Sunday, April 19, 2026
- Mark Malloch Brown, the new Administrator of the United Nations Development Programme (UNDP) said Friday his appointment reflected a measure of the new partnership between the agency and the World Bank.
“In a rapidly-changing and globalising world, the mission of UNDP must continue to evolve,” Malloch Brown said. “The problems of poverty and inequality persist. We need to find new weapons to fight old wars.”
Malloch Brown, a British national who previously held the post of Vice President for External Affairs at the World Bank, said there had been “striking progress” in the coordination of the activities of the Bank and UNDP in recent years.
“It’s a work in progress…based on the comparative advantage of the two agencies,” he said.
Malloch Brown he would push ahead with that coordination in his new post by building on UNDP’s credibility with developing nations as a grant-giving agency, and would also try to reduce the decreasing trend in aid to the developing world.
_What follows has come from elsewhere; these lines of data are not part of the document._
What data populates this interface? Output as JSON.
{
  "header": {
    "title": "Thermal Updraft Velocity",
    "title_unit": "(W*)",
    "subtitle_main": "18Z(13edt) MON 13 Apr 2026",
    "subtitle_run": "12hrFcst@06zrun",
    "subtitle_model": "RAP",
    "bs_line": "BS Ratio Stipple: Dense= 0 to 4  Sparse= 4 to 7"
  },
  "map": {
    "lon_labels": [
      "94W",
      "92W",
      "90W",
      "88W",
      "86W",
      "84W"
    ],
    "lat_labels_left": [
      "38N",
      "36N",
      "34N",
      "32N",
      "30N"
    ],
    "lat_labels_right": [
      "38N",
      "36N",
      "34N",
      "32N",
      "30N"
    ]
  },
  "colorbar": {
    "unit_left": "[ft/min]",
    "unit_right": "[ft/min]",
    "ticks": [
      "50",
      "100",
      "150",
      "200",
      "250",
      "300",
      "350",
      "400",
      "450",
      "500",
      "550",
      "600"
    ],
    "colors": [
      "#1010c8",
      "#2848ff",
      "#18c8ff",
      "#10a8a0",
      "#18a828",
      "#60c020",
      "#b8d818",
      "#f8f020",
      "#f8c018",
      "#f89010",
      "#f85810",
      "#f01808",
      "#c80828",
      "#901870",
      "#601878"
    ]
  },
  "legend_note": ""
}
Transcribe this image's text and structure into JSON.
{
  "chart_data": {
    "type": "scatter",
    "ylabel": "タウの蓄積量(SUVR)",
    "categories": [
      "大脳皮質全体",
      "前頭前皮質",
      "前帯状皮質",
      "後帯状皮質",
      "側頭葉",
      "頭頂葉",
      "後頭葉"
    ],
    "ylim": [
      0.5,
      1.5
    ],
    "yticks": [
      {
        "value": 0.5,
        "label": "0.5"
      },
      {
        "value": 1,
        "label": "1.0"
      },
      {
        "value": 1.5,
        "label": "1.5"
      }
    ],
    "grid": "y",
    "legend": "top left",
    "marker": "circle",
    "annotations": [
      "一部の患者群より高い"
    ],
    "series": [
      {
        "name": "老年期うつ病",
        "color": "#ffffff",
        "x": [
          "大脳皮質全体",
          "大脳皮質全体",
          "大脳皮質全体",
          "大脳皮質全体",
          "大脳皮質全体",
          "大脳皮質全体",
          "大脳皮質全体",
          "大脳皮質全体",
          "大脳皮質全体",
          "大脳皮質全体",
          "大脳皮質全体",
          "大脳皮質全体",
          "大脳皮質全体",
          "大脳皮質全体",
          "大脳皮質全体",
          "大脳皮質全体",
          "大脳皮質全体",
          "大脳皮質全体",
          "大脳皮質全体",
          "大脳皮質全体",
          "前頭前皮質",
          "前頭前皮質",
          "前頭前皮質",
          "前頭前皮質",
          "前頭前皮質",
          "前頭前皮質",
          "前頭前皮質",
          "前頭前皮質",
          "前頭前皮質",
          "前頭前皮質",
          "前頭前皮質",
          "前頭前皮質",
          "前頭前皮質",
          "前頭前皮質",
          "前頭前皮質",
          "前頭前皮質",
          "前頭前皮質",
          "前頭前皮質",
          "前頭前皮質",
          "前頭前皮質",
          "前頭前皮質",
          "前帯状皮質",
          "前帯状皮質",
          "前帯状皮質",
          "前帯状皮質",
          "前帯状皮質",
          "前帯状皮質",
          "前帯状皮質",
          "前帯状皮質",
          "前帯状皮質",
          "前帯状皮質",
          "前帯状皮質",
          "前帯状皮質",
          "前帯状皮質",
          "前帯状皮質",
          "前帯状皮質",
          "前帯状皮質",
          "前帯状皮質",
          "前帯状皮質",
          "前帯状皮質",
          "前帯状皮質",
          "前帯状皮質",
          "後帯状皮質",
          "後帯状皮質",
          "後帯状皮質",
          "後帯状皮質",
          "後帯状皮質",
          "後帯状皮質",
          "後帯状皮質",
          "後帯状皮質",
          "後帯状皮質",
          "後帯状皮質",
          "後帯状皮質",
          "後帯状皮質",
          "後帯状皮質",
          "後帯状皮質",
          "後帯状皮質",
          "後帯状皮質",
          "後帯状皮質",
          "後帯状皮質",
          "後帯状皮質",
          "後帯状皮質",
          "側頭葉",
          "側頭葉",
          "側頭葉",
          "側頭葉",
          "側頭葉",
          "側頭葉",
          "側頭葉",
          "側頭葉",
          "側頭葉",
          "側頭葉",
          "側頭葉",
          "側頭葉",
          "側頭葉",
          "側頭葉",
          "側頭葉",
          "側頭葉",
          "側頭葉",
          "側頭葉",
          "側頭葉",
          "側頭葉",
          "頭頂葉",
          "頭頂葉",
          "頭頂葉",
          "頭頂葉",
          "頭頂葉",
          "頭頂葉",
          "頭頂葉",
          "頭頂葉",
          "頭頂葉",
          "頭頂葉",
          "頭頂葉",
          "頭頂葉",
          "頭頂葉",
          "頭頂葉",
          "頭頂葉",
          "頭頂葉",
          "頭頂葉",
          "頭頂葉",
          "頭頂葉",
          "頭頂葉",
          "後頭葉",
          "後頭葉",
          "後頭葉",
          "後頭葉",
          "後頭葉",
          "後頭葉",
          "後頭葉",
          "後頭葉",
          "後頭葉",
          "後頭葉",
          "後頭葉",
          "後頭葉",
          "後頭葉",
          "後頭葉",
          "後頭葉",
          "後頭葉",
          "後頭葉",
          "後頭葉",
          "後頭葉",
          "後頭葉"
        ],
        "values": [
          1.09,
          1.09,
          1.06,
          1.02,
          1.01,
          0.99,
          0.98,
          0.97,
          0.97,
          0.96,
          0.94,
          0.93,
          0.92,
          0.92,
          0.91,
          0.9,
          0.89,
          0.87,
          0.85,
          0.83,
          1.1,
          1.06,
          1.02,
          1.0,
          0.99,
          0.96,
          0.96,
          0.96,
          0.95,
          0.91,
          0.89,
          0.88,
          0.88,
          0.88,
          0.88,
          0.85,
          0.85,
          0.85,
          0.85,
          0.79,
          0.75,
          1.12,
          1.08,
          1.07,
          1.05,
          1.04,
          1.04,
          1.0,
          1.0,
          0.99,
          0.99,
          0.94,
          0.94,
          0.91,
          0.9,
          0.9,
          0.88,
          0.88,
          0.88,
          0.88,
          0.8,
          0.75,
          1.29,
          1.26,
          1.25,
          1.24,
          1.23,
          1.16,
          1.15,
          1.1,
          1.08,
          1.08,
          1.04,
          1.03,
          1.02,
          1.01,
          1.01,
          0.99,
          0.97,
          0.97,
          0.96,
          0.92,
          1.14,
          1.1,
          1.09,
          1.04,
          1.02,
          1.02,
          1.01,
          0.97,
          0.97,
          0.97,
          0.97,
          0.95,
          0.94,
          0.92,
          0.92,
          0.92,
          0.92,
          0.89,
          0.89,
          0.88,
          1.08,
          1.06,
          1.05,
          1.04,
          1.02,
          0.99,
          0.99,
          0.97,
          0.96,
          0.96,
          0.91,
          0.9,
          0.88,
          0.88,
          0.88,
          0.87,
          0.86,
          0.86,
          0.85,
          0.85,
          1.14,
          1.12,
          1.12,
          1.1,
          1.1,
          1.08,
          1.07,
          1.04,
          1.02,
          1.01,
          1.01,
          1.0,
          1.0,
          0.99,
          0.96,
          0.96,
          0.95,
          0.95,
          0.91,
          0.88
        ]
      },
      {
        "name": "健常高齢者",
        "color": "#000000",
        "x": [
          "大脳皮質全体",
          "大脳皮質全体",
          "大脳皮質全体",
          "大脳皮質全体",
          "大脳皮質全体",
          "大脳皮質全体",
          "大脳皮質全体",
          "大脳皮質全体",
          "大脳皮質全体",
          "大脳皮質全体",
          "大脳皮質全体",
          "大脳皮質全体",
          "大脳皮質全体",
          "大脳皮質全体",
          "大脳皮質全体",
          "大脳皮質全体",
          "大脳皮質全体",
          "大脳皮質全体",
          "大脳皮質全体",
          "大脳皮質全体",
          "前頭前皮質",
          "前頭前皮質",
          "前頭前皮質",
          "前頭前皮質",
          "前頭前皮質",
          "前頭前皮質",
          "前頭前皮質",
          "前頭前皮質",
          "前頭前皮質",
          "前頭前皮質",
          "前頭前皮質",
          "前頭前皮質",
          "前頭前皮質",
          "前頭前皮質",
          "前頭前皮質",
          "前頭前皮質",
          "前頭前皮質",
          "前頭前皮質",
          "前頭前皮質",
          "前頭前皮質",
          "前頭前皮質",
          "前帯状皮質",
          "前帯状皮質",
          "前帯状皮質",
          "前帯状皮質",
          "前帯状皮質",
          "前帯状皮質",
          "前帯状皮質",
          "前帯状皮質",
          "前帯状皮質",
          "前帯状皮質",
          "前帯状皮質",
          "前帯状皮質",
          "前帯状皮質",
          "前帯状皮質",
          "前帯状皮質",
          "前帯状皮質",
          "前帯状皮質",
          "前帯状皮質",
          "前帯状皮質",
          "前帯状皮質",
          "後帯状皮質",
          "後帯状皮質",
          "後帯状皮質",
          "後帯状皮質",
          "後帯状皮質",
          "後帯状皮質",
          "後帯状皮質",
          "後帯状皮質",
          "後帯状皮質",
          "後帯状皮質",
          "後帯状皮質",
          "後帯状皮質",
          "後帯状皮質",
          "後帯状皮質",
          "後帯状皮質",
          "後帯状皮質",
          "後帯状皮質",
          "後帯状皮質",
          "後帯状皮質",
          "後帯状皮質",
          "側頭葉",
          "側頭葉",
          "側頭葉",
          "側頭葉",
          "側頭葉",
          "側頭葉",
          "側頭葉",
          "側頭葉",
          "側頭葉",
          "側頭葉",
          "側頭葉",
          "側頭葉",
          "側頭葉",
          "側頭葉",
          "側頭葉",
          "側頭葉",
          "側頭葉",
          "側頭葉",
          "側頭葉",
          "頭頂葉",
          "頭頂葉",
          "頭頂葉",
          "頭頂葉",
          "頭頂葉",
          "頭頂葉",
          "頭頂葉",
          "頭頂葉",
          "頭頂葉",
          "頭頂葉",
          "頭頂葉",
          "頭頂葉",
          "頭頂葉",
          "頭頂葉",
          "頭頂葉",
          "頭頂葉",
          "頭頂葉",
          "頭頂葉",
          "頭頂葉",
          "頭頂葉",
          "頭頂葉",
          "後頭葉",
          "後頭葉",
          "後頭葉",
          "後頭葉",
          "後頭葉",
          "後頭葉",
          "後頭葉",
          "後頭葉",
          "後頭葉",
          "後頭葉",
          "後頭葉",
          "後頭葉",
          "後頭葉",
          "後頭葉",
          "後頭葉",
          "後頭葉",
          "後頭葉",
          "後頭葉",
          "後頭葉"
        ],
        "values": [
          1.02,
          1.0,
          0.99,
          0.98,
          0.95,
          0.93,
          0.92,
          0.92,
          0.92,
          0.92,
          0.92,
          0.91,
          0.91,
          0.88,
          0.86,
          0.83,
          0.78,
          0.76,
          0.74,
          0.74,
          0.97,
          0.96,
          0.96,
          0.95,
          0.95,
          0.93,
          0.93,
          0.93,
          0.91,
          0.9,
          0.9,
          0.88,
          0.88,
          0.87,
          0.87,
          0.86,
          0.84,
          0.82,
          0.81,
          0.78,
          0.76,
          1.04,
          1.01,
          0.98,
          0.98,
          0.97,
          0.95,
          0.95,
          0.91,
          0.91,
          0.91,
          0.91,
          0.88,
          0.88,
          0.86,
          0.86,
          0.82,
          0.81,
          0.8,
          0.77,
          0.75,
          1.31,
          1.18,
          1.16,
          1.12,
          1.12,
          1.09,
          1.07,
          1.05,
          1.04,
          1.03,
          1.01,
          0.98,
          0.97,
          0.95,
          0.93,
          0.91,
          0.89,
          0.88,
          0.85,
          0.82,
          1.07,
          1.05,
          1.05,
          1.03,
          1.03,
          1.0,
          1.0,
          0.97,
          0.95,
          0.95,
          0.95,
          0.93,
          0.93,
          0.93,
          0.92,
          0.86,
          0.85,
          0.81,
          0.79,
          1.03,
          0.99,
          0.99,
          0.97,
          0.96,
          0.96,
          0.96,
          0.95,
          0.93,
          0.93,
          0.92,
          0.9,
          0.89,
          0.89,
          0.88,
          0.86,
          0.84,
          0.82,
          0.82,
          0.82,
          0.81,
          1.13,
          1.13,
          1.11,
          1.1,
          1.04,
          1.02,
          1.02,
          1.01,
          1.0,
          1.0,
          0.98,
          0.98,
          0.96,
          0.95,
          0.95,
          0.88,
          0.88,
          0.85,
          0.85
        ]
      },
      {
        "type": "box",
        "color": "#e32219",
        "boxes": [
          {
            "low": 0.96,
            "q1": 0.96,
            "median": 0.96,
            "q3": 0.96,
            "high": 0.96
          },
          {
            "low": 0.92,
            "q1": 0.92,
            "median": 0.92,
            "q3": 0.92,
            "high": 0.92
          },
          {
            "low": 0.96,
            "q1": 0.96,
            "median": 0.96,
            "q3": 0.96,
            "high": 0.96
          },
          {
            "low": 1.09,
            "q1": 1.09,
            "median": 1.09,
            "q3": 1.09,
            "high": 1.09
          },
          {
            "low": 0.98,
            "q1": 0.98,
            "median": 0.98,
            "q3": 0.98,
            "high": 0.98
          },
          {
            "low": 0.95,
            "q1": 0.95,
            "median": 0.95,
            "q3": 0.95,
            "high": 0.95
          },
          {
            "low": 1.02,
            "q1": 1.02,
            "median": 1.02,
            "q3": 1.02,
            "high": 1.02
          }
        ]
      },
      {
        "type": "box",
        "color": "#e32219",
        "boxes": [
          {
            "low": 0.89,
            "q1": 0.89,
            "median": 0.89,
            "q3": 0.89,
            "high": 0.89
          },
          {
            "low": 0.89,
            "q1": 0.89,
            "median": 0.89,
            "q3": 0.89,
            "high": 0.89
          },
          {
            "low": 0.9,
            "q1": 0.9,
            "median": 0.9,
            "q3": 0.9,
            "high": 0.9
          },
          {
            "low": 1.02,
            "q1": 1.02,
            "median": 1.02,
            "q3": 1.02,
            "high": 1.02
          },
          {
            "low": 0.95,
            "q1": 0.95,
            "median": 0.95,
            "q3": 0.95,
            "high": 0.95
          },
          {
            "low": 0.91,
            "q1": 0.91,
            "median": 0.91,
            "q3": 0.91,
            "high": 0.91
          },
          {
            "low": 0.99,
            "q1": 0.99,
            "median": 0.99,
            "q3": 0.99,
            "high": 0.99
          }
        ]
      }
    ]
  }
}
Commenting on the decline in official development assistance (ODA) from donor nations he said ‘We have to reverse that (trend)…we have to excite political support for certain achievable political objectives.”
The UN General Assembly formally confirmed Friday that Malloch Brown would replace the outgoing UNDP head, James Gustave Speth, on July 1. Speth praised the choice, calling his successor “an individual of great integrity and vision”.
Many officials, including UN Secretary-General Kofi Annan, said that Malloch Brown’s selection was a sign of the increasingly close ties between the UNDP and the Washington-based World Bank.
“It seemed vital to me that we establish a close working relationship between UNDP and the World Bank,” Annan said in announcing Malloch Brown’s appointment.
Annan argued that Malloch Brown has succeeded in “upgrading the Bank’s presence in Europe and in attracting funds from donors” and added, “I am sure he will strengthen UNDP’s relationships with all its donors in a similar way.”
The secretary-general also praised the administrator-designate for his work in recent years to support the UN reform process.
Malloch Brown’s appointment, however, was marked by some controversy after the European Union (EU) threw its support behind Poul Neilson, Denmark’s minister of development cooperation.
The United States – which has dominated the selection process for UNDP administrators – reportedly pushed for an alternative candidate and, according to UN sources, Annan shared that preference.
Malloch Brown “has more competence and more heft” for the job, said one US official, speaking on condition of anonymity. “We definitely made our views known about our preference.”
Despite reports that some EU member states were upset that their joint candidate lost his bid, Malloch Brown’s ascendancy has put a European at the head of the UNDP for the first time since British national David Owen shared the top job with Paul Hoffman of the United States at the agency’s inception.
Since then, four subsequent administrators have come from the United States, including Speth, who is leaving UNDP to become dean of Yale University’s School of Forestry and Environmental Studies.
When Speth accepted his second four-year term two years ago, Annan said, he informed the secretary-general that he intended to leave after six years at the helm of UNDP.
“He said…that six years would be enough for him to complete what he set out to accomplish,” Annan said.
Shortly afterward, the EU – which collectively takes on more responsibility for funding the development agency than the United States – began lobbying for a European candidate for the top spot.
Both sides have seemed to find an acceptable choice in Malloch Brown who, before joining the World Bank, worked as the lead international partner in a communications firm, the Sawyer-Miller Group.
His work brought him into contact with US corporate chiefs and the heads of foreign governments. Malloch Brown, however, insisted that he had “never been a candidate of governments for anything.”
That qualification also applied to his new posting: No government, including Britain (which, as an EU member, supported Neilson), had formally backed his candidacy.
Some UN officials privately wondered how Malloch Brown’s appointment will affect the relationship between the World Bank, which is a lending agency operating by banking rules, and UNDP, which has always emphasised the need for development. “I wonder if this will be a merger,” one official mused.